More than 2 billion apps were downloaded last month, setting a record, the California-based Apple said in a statement yesterday. Apple, with more than 775,000 apps available for its iPhone, iPad and iPod Touch devices, said it has paid more than US$7 billion to app developers. By comparison, Google’s Android software had about 25 billion app downloads from its store as of September last year.
Apple is counting on apps to help woo consumers who are choosing from an increasing array of lower-priced tablets from competitors, including Google, Amazon.com Inc and Microsoft Corp. Apps can also help the iPhone compete against feature-laden phones from Samsung Electronics Co and Nokia Oyj.
The growth in App Store users to more than 500 million active accounts, from 435 million in September, as well as the surge in downloads from 35 billion in October, “could help allay some recent demand concerns,” Robert W. Baird & Co analyst Will Power wrote in a report yesterday.
He rates the shares “outperform” with a target price of US$750.

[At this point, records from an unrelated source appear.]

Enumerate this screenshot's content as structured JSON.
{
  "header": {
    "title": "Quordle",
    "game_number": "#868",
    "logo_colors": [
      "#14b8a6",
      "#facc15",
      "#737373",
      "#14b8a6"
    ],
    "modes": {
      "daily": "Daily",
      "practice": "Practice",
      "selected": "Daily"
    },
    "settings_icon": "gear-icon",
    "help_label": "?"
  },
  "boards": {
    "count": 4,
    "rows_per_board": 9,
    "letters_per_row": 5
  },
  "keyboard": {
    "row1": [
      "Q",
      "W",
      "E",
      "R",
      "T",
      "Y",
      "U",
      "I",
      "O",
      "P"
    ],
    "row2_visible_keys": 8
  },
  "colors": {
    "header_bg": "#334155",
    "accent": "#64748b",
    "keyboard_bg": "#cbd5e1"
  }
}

While Apple pioneered the smartphone market with the iPhone, it now trails devices that run Android. Handsets running Android, which offered about 700,000 applications to users as of October, had 72 percent of the global smartphone market in the third quarter, compared with 14 percent for Apple, research firm Gartner Inc said.
Google did not disclose how much it has paid to Android app developers.
Shares of Apple slipped 0.6 percent to US$523.90 at the close in New York on Monday, a third straight day of decline after a 31 percent increase last year.
Barclays PLC cut its price estimate to US$740 from US$800 in a research report on Monday, while maintaining an “overweight” rating on Apple stock.
“Expectations are actually low and getting lower,” Barclays analyst Ben Reitzes wrote in the report. “Many investors fear iPhone sales will be relatively flat this year and that there will be no move into TV that moves the needle.”